Learn more about two third-graders who participated in the Selma marches with Dr. Martin Luther King, Jr.

Singing for Dr. King by Angela Shelf Medearis, illustrated by Cornelius Van Wright and Ying-Hwa Hu.
Produced for Scholastic by Color-Bridge Books, Brooklyn, NY, 2004.
Picture book non-fiction, 32 pages (including back matter).
Lexile: 660L  (for some reason, the illustrator is listed as the author)
AR Level: 3.8 (worth 0.5 points)
NOTE: Part of the Just For You series, level 3.  This book is non-fiction.

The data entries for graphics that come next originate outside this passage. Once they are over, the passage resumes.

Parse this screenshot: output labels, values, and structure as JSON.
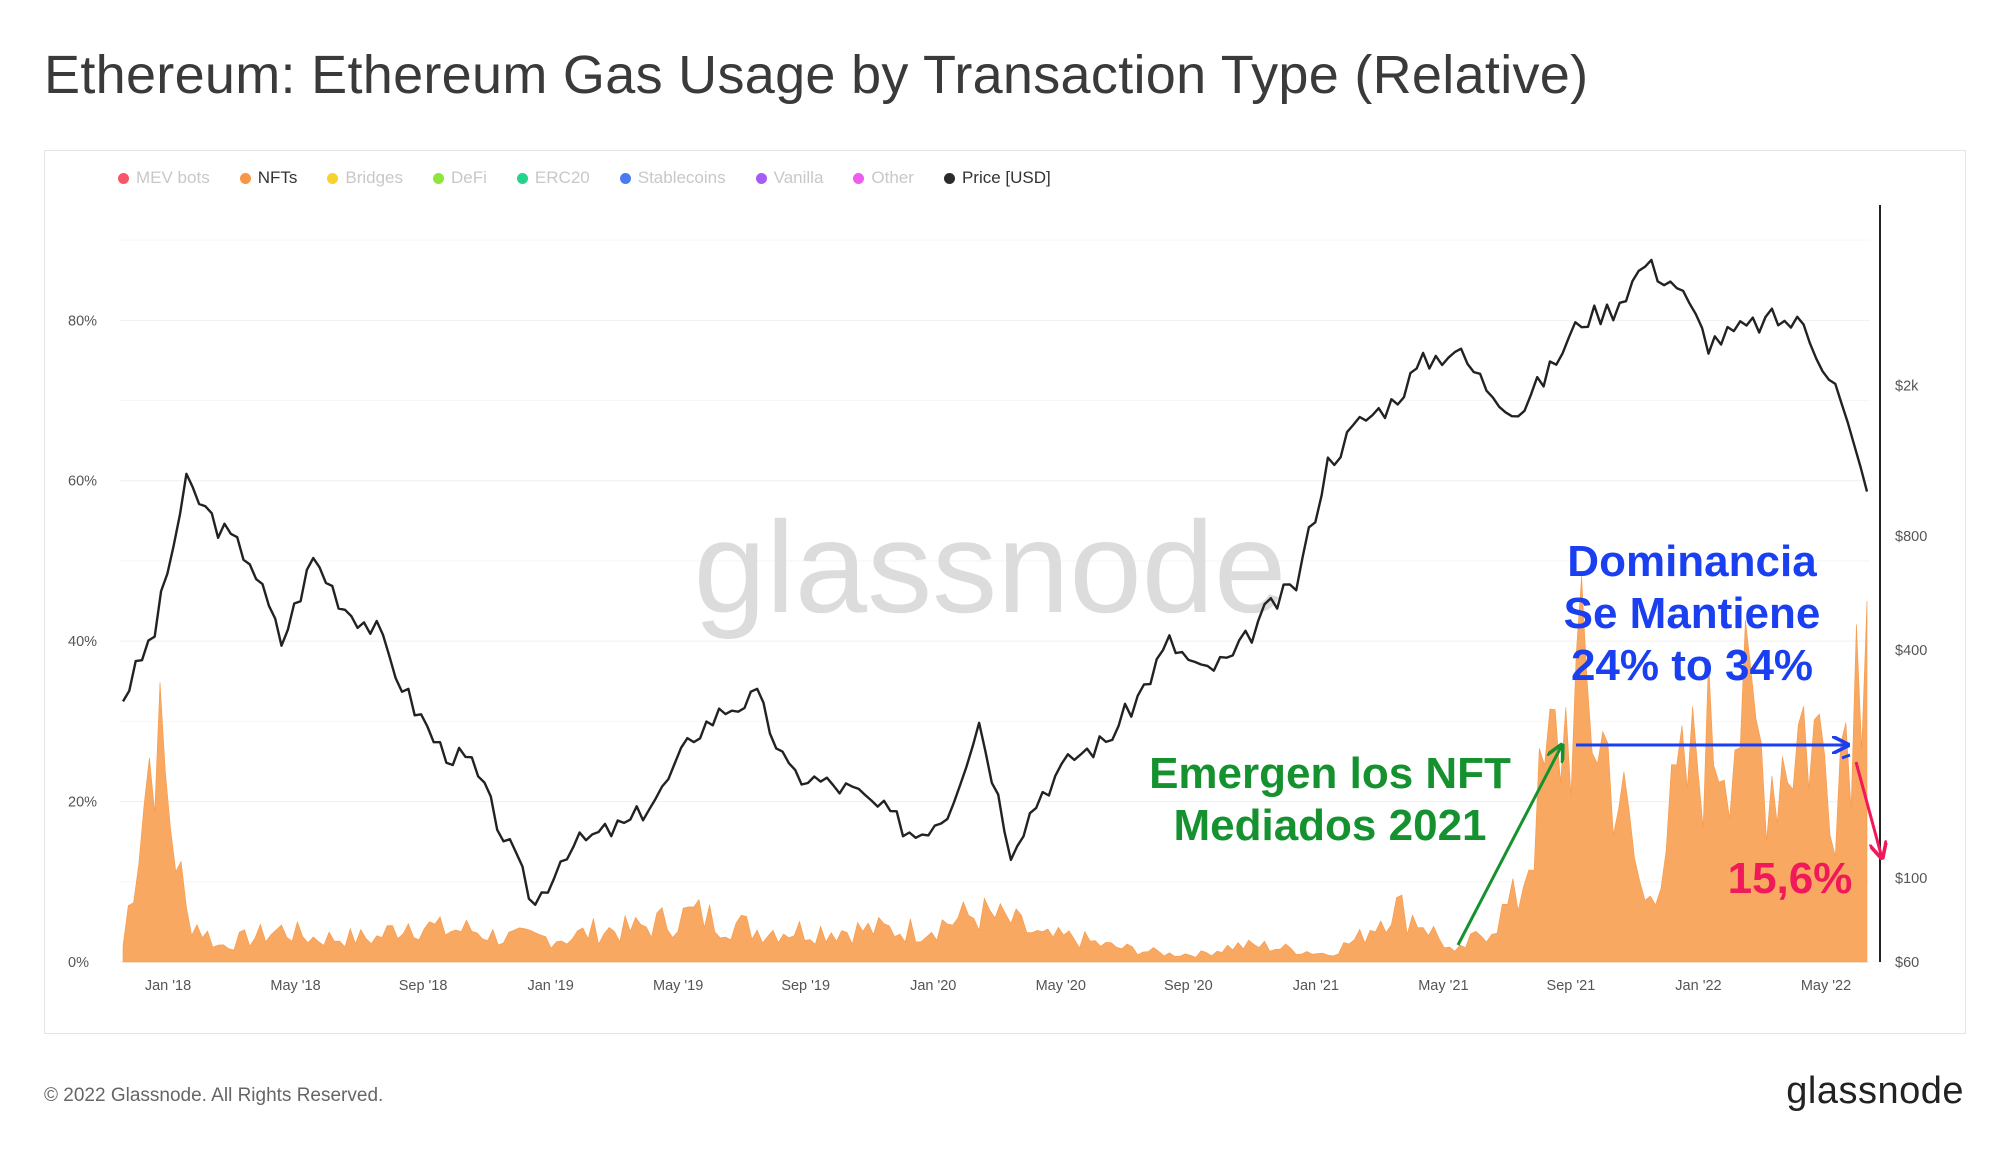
{
  "title": "Ethereum: Ethereum Gas Usage by Transaction Type (Relative)",
  "legend": [
    {
      "label": "MEV bots",
      "color": "#f7556a",
      "active": false
    },
    {
      "label": "NFTs",
      "color": "#f79646",
      "active": true
    },
    {
      "label": "Bridges",
      "color": "#f5d32a",
      "active": false
    },
    {
      "label": "DeFi",
      "color": "#8ee63a",
      "active": false
    },
    {
      "label": "ERC20",
      "color": "#24d48a",
      "active": false
    },
    {
      "label": "Stablecoins",
      "color": "#4a7cf0",
      "active": false
    },
    {
      "label": "Vanilla",
      "color": "#a55cf0",
      "active": false
    },
    {
      "label": "Other",
      "color": "#f05cf0",
      "active": false
    },
    {
      "label": "Price [USD]",
      "color": "#2b2b2b",
      "active": true
    }
  ],
  "watermark": "glassnode",
  "footer": "© 2022 Glassnode. All Rights Reserved.",
  "logo": "glassnode",
  "colors": {
    "nft_fill": "#f9a862",
    "price_line": "#222222",
    "green_ann": "#15922f",
    "blue_ann": "#1a3ff0",
    "red_ann": "#f0195a"
  },
  "chart_data": {
    "type": "area",
    "x_ticks": [
      "Jan '18",
      "May '18",
      "Sep '18",
      "Jan '19",
      "May '19",
      "Sep '19",
      "Jan '20",
      "May '20",
      "Sep '20",
      "Jan '21",
      "May '21",
      "Sep '21",
      "Jan '22",
      "May '22"
    ],
    "y_left_ticks": [
      "0%",
      "20%",
      "40%",
      "60%",
      "80%"
    ],
    "y_left_range": [
      0,
      1
    ],
    "y_right_ticks": [
      "$60",
      "$100",
      "$400",
      "$800",
      "$2k"
    ],
    "y_right_scale": "log",
    "series": [
      {
        "name": "NFTs",
        "axis": "left",
        "x": [
          "Nov '17",
          "Dec '17",
          "Jan '18",
          "Feb '18",
          "Mar '18",
          "Apr '18",
          "May '18",
          "Jun '18",
          "Jul '18",
          "Aug '18",
          "Sep '18",
          "Oct '18",
          "Nov '18",
          "Dec '18",
          "Jan '19",
          "Feb '19",
          "Mar '19",
          "Apr '19",
          "May '19",
          "Jun '19",
          "Jul '19",
          "Aug '19",
          "Sep '19",
          "Oct '19",
          "Nov '19",
          "Dec '19",
          "Jan '20",
          "Feb '20",
          "Mar '20",
          "Apr '20",
          "May '20",
          "Jun '20",
          "Jul '20",
          "Aug '20",
          "Sep '20",
          "Oct '20",
          "Nov '20",
          "Dec '20",
          "Jan '21",
          "Feb '21",
          "Mar '21",
          "Apr '21",
          "May '21",
          "Jun '21",
          "Jul '21",
          "Aug '21",
          "Sep '21",
          "Oct '21",
          "Nov '21",
          "Dec '21",
          "Jan '22",
          "Feb '22",
          "Mar '22",
          "Apr '22",
          "May '22",
          "Jun '22"
        ],
        "values": [
          0.02,
          0.3,
          0.06,
          0.02,
          0.03,
          0.04,
          0.03,
          0.03,
          0.03,
          0.05,
          0.04,
          0.04,
          0.03,
          0.03,
          0.03,
          0.04,
          0.04,
          0.05,
          0.06,
          0.05,
          0.04,
          0.04,
          0.04,
          0.04,
          0.04,
          0.04,
          0.05,
          0.06,
          0.05,
          0.03,
          0.03,
          0.02,
          0.015,
          0.01,
          0.01,
          0.02,
          0.02,
          0.015,
          0.01,
          0.03,
          0.07,
          0.05,
          0.01,
          0.04,
          0.08,
          0.25,
          0.34,
          0.24,
          0.07,
          0.2,
          0.28,
          0.31,
          0.24,
          0.3,
          0.24,
          0.45
        ]
      },
      {
        "name": "Price [USD]",
        "axis": "right",
        "x": [
          "Nov '17",
          "Dec '17",
          "Jan '18",
          "Feb '18",
          "Mar '18",
          "Apr '18",
          "May '18",
          "Jun '18",
          "Jul '18",
          "Aug '18",
          "Sep '18",
          "Oct '18",
          "Nov '18",
          "Dec '18",
          "Jan '19",
          "Feb '19",
          "Mar '19",
          "Apr '19",
          "May '19",
          "Jun '19",
          "Jul '19",
          "Aug '19",
          "Sep '19",
          "Oct '19",
          "Nov '19",
          "Dec '19",
          "Jan '20",
          "Feb '20",
          "Mar '20",
          "Apr '20",
          "May '20",
          "Jun '20",
          "Jul '20",
          "Aug '20",
          "Sep '20",
          "Oct '20",
          "Nov '20",
          "Dec '20",
          "Jan '21",
          "Feb '21",
          "Mar '21",
          "Apr '21",
          "May '21",
          "Jun '21",
          "Jul '21",
          "Aug '21",
          "Sep '21",
          "Oct '21",
          "Nov '21",
          "Dec '21",
          "Jan '22",
          "Feb '22",
          "Mar '22",
          "Apr '22",
          "May '22",
          "Jun '22"
        ],
        "values": [
          300,
          450,
          1100,
          850,
          700,
          420,
          700,
          520,
          450,
          300,
          220,
          200,
          130,
          85,
          120,
          130,
          140,
          170,
          240,
          280,
          300,
          190,
          180,
          170,
          150,
          130,
          150,
          260,
          120,
          170,
          210,
          230,
          300,
          420,
          350,
          380,
          500,
          600,
          1250,
          1600,
          1800,
          2300,
          2500,
          2000,
          1700,
          2200,
          3000,
          3200,
          4200,
          3700,
          2600,
          2800,
          3000,
          2900,
          2000,
          1050
        ]
      }
    ],
    "annotations": [
      {
        "text": "Emergen los NFT",
        "color": "green"
      },
      {
        "text": "Mediados 2021",
        "color": "green"
      },
      {
        "text": "Dominancia",
        "color": "blue"
      },
      {
        "text": "Se Mantiene",
        "color": "blue"
      },
      {
        "text": "24% to 34%",
        "color": "blue"
      },
      {
        "text": "15,6%",
        "color": "red"
      }
    ]
  }
}
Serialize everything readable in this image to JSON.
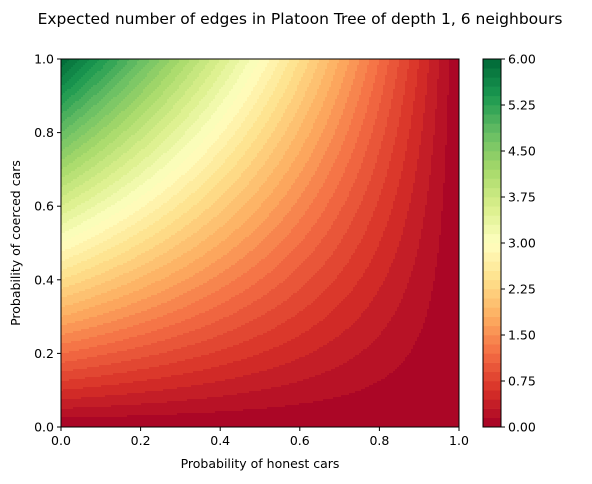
{
  "chart_data": {
    "type": "contourf",
    "title": "Expected number of edges in Platoon Tree of depth 1, 6 neighbours",
    "xlabel": "Probability of honest cars",
    "ylabel": "Probability of coerced cars",
    "xlim": [
      0.0,
      1.0
    ],
    "ylim": [
      0.0,
      1.0
    ],
    "x_ticks": [
      0.0,
      0.2,
      0.4,
      0.6,
      0.8,
      1.0
    ],
    "y_ticks": [
      0.0,
      0.2,
      0.4,
      0.6,
      0.8,
      1.0
    ],
    "x_tick_labels": [
      "0.0",
      "0.2",
      "0.4",
      "0.6",
      "0.8",
      "1.0"
    ],
    "y_tick_labels": [
      "0.0",
      "0.2",
      "0.4",
      "0.6",
      "0.8",
      "1.0"
    ],
    "colormap": "RdYlGn",
    "value_range": [
      0.0,
      6.0
    ],
    "levels": 40,
    "function": "expected_edges = 6 * (1 - honest) * coerced",
    "grid": false,
    "colorbar": {
      "ticks": [
        0.0,
        0.75,
        1.5,
        2.25,
        3.0,
        3.75,
        4.5,
        5.25,
        6.0
      ],
      "tick_labels": [
        "0.00",
        "0.75",
        "1.50",
        "2.25",
        "3.00",
        "3.75",
        "4.50",
        "5.25",
        "6.00"
      ]
    },
    "colormap_stops": [
      [
        0.0,
        "#a50026"
      ],
      [
        0.1,
        "#d73027"
      ],
      [
        0.2,
        "#f46d43"
      ],
      [
        0.3,
        "#fdae61"
      ],
      [
        0.4,
        "#fee08b"
      ],
      [
        0.5,
        "#ffffbf"
      ],
      [
        0.6,
        "#d9ef8b"
      ],
      [
        0.7,
        "#a6d96a"
      ],
      [
        0.8,
        "#66bd63"
      ],
      [
        0.9,
        "#1a9850"
      ],
      [
        1.0,
        "#006837"
      ]
    ]
  }
}
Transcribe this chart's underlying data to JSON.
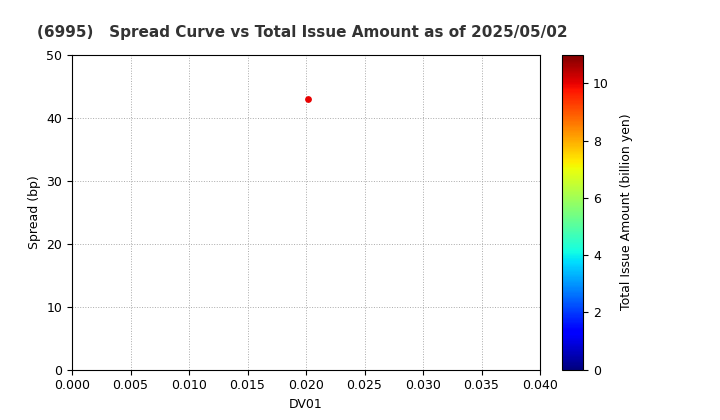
{
  "title": "(6995)   Spread Curve vs Total Issue Amount as of 2025/05/02",
  "xlabel": "DV01",
  "ylabel": "Spread (bp)",
  "colorbar_label": "Total Issue Amount (billion yen)",
  "xlim": [
    0.0,
    0.04
  ],
  "ylim": [
    0,
    50
  ],
  "xticks": [
    0.0,
    0.005,
    0.01,
    0.015,
    0.02,
    0.025,
    0.03,
    0.035,
    0.04
  ],
  "yticks": [
    0,
    10,
    20,
    30,
    40,
    50
  ],
  "colorbar_ticks": [
    0,
    2,
    4,
    6,
    8,
    10
  ],
  "colorbar_min": 0,
  "colorbar_max": 11,
  "scatter_x": [
    0.0202
  ],
  "scatter_y": [
    43.0
  ],
  "scatter_color_value": [
    10.0
  ],
  "scatter_size": 15,
  "grid_color": "#aaaaaa",
  "background_color": "#ffffff",
  "title_fontsize": 11,
  "title_fontweight": "bold",
  "title_color": "#333333",
  "axis_label_fontsize": 9,
  "tick_fontsize": 9,
  "colorbar_label_fontsize": 9
}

This book is about Sheyann Webb and her friend Rachel West, two third graders who marched in Selma with Dr. Martin Luther King, Jr.  These nine year olds also sang for Dr. King and attended civil rights meetings, defying and later inspiring their parents and teachers by doing so.

singing-for-dr-king-cover
Singing for Dr. King by Angela Shelf Medearis

This book instantly stood out from the pile of books because anything about Dr. King is hugely popular in my house.  Then when I opened the book and read the first page, I knew it was non-fiction partly by the way in which the characters were introduced.  Here is the opening:

“In 1965, Sheyann Webb was in the third grade in Selma, Alabama.  She was smaller than most third graders, including her best friend, Rachel West.  //  Rachel was nine.  She lived with her family in the apartment next door to Sheyann’s.” p. 5

Fiction books for young children simply don’t open that way, giving the full names, ages, and year on the opening page.  It happened that I had just been reading A Child Shall Lead Them, so I quickly recognized the names and scenarios from that book.  However, a reader who was not already familiar with these events could easily have mistaken this book for fiction that was written oddly.